The interior of this Salvadoran landmark, a former residence on the fringes of East Hollywood, is as frumpy as Grandma’s house. The cooking, fortunately, is just as homey. Pupusas—the stuffed corn patties that are the national comfort food of El Salvador—are heavy here, big sloppy disks of oozing cheese and fried maize dough. For more oomph, order them spiked with loroco, the caper-ish Central American flower bud. Cash only.

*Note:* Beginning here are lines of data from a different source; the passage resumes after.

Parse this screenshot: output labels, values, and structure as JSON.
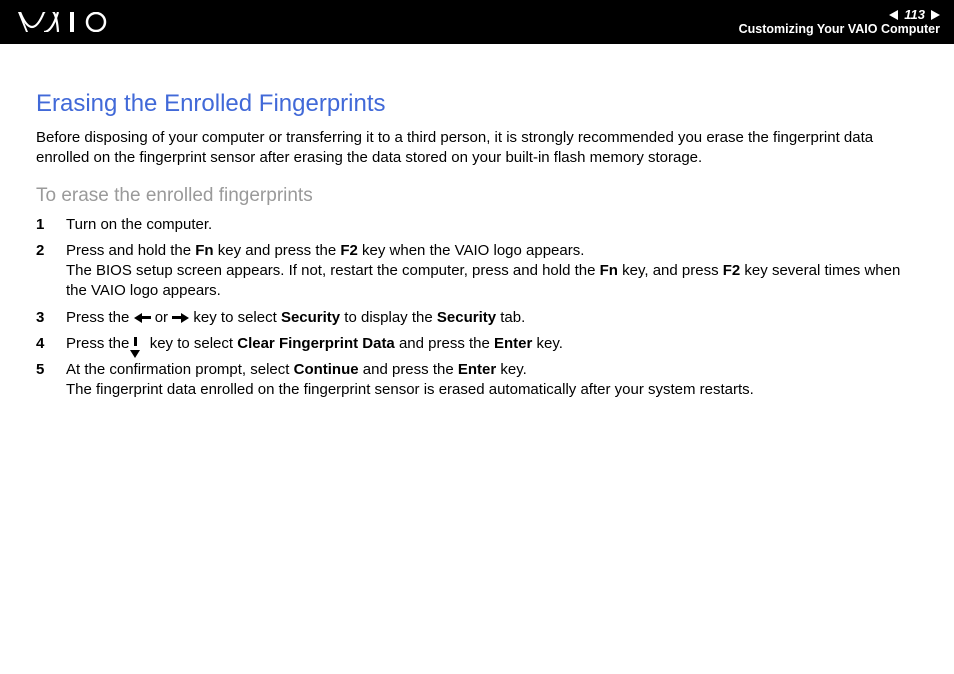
{
  "header": {
    "page_number": "113",
    "section_label": "Customizing Your VAIO Computer"
  },
  "main": {
    "title": "Erasing the Enrolled Fingerprints",
    "intro": "Before disposing of your computer or transferring it to a third person, it is strongly recommended you erase the fingerprint data enrolled on the fingerprint sensor after erasing the data stored on your built-in flash memory storage.",
    "subhead": "To erase the enrolled fingerprints",
    "steps": [
      {
        "num": "1",
        "text": "Turn on the computer."
      },
      {
        "num": "2",
        "pre1": "Press and hold the ",
        "b1": "Fn",
        "mid1": " key and press the ",
        "b2": "F2",
        "post1": " key when the VAIO logo appears.",
        "line2a": "The BIOS setup screen appears. If not, restart the computer, press and hold the ",
        "b3": "Fn",
        "line2b": " key, and press ",
        "b4": "F2",
        "line2c": " key several times when the VAIO logo appears."
      },
      {
        "num": "3",
        "pre": "Press the ",
        "mid": " or ",
        "post1": " key to select ",
        "b1": "Security",
        "post2": " to display the ",
        "b2": "Security",
        "post3": " tab."
      },
      {
        "num": "4",
        "pre": "Press the ",
        "post1": " key to select ",
        "b1": "Clear Fingerprint Data",
        "post2": " and press the ",
        "b2": "Enter",
        "post3": " key."
      },
      {
        "num": "5",
        "pre": "At the confirmation prompt, select ",
        "b1": "Continue",
        "mid": " and press the ",
        "b2": "Enter",
        "post": " key.",
        "line2": "The fingerprint data enrolled on the fingerprint sensor is erased automatically after your system restarts."
      }
    ]
  }
}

Best Pupusa, December 2007
The pupusa, El Salvador’s national comfort food, might be the most undervalued dish in town. A disc-brake-size patty of corn masa—which is kneaded by hand, cooked to order, and served with a tub of piquant cabbage slaw—can be had for $2 or less at hundreds of pupuserías across Los Angeles. Most are good, a few are great, none are as formidable as those at Atlacatl, the carpeted, green-tablecloth bastion of the Salvadoran American middle class. The benchmark is the pupusa with loroco, an aromatic flower which hints of artichoke and asparagus. Streaked with griddle marks, oozing salty tendrils of cheese, the Atlacatl version is dense and chewy—substantial enough that to-go orders are wrapped in foil, bagged in paper, then slipped into a plastic sleeve.